World’s Blankiest Blank.

February 25, 2011

I hate blank pages.

Blank pages are the second hardest thing to deal with when you’re writing.


They stare at you, waiting. Expecting you to write something on them. But picking up a pen (or reaching for the keys, or whatever) and making the first marks on it is always a slightly terrifying thing to do.


Ideas are easy. They’re better than easy. They’re addictive and wonderful and make you feel like Superman on steroids riding a Tyrannosaur. You move through the day, and all the little fragments of information flow through your brain. Fact and fiction, random banter, that thing you overheard on the bus. Then fragment the first latches on to scrap the second, and the third thing jumps in and all of a sudden it all falls together and you know it’s going to be something and then it’s Something. You scribble it down on the nearest scrap of Thing That Holds Ink (the back of your hand and up your arm is perfectly acceptable in an emergency) and before you know it you’re grinning like The Joker in a Candy Store filled with Policemens’ Children.


That’s the easy part, and it’s a huge amount of fun, and absolutely the best part of being a writer because you’ve just Thought Of Something New and you tell yourself that’s what makes you a writer.
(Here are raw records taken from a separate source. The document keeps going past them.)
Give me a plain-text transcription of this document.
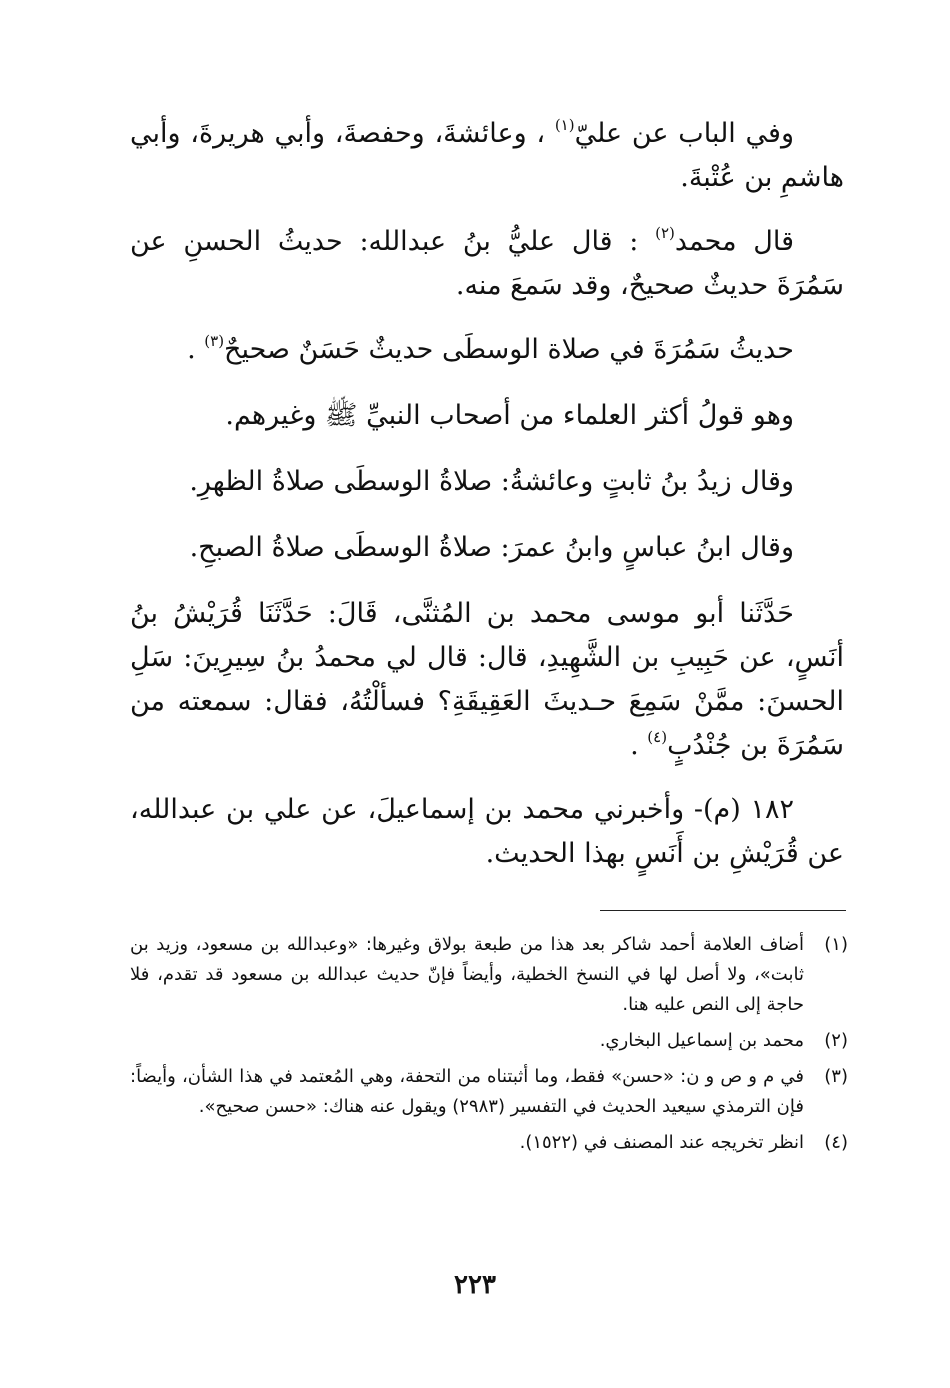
وفي الباب عن عليّ$^{(١)}$ ، وعائشةَ، وحفصةَ، وأبي هريرةَ، وأبي هاشمِ بن عُتْبةَ.

قال محمد$^{(٢)}$ : قال عليُّ بنُ عبدالله: حديثُ الحسنِ عن سَمُرَةَ حديثٌ صحيحٌ، وقد سَمعَ منه.

حديثُ سَمُرَةَ في صلاة الوسطَى حديثٌ حَسَنٌ صحيحٌ$^{(٣)}$ .

وهو قولُ أكثر العلماء من أصحاب النبيِّ ﷺ وغيرهم.

وقال زيدُ بنُ ثابتٍ وعائشةُ: صلاةُ الوسطَى صلاةُ الظهرِ.

وقال ابنُ عباسٍ وابنُ عمرَ: صلاةُ الوسطَى صلاةُ الصبحِ.

حَدَّثَنا أبو موسى محمد بن المُثنَّى، قَالَ: حَدَّثَنَا قُرَيْشُ بنُ أنَسٍ، عن حَبِيبِ بن الشَّهِيدِ، قال: قال لي محمدُ بنُ سِيرِينَ: سَلِ الحسنَ: ممَّنْ سَمِعَ حـديثَ العَقِيقَةِ؟ فسألْتُهُ، فقال: سمعته من سَمُرَةَ بن جُنْدُبٍ$^{(٤)}$ .

١٨٢ (م)- وأخبرني محمد بن إسماعيلَ، عن علي بن عبدالله، عن قُرَيْشِ بن أَنَسٍ بهذا الحديث.

(١)
أضاف العلامة أحمد شاكر بعد هذا من طبعة بولاق وغيرها: «وعبدالله بن مسعود، وزيد بن ثابت»، ولا أصل لها في النسخ الخطية، وأيضاً فإنّ حديث عبدالله بن مسعود قد تقدم، فلا حاجة إلى النص عليه هنا.
(٢)
محمد بن إسماعيل البخاري.
(٣)
في م و ص و ن: «حسن» فقط، وما أثبتناه من التحفة، وهي المُعتمد في هذا الشأن، وأيضاً: فإن الترمذي سيعيد الحديث في التفسير (٢٩٨٣) ويقول عنه هناك: «حسن صحيح».
(٤)
انظر تخريجه عند المصنف في (١٥٢٢).
٢٢٣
Then you go to turn the idea into a story.


You try to get in touch with the mood you were in when you had the idea, and only get the dialing tone.


And the blank page looks at you.


You don’t want to start writing. It’s scary.  There is nothing there, and because of that, it still has the potential to be anything. It’s just an idea in your head – and there, it’s free to grow and move and mutate. As soon as you begin to commit it to a page, the possibilities are culled. Every scratch on the page reduces the potential from Anything into more of a Something, and by the time you’ve finished it it will be a very definite thing and that Thing might not be very good. It almost definitely won’t be as good as that initial Idea felt like it could be. Collapsing possibility into actuality… if you do it and you make a mess of it then maybe you’re not a very good writer.

So you hold off, waiting for the idea to develop, until you have it “fully formed.” Until it’s “ready.”


The problem is, it never will be.


And if you don’t write it, you’re not a writer. You’re just a guy who has ideas.


That’s what I keep telling myself anyway.


But blank pages still scare the hell of me, whether I’m writing a story or a thesis chapter. The Thesis is the biggest piece of writing I’ve ever undertaken, and I want it to be good. But the fear of words being written that aren’t has had me not writing anywhere near enough for the past two months.


I had the idea flood this past week. It felt pretty damn awesome. But the ideas aren’t finished, and I want to  keep them in my head while I read more and “refine” them. I had to tie myself to my computer for a silly amount of hours this week, but I actually managed to get words on paper. They’re not very good.


But they exist.


And that means I get to say I’m writing.


One comment

  1. Agreed. I have a love-hate relationship with new notebooks for this reason. I love what they could be – what could end up filling their pages. But I hate having to commit to making them something.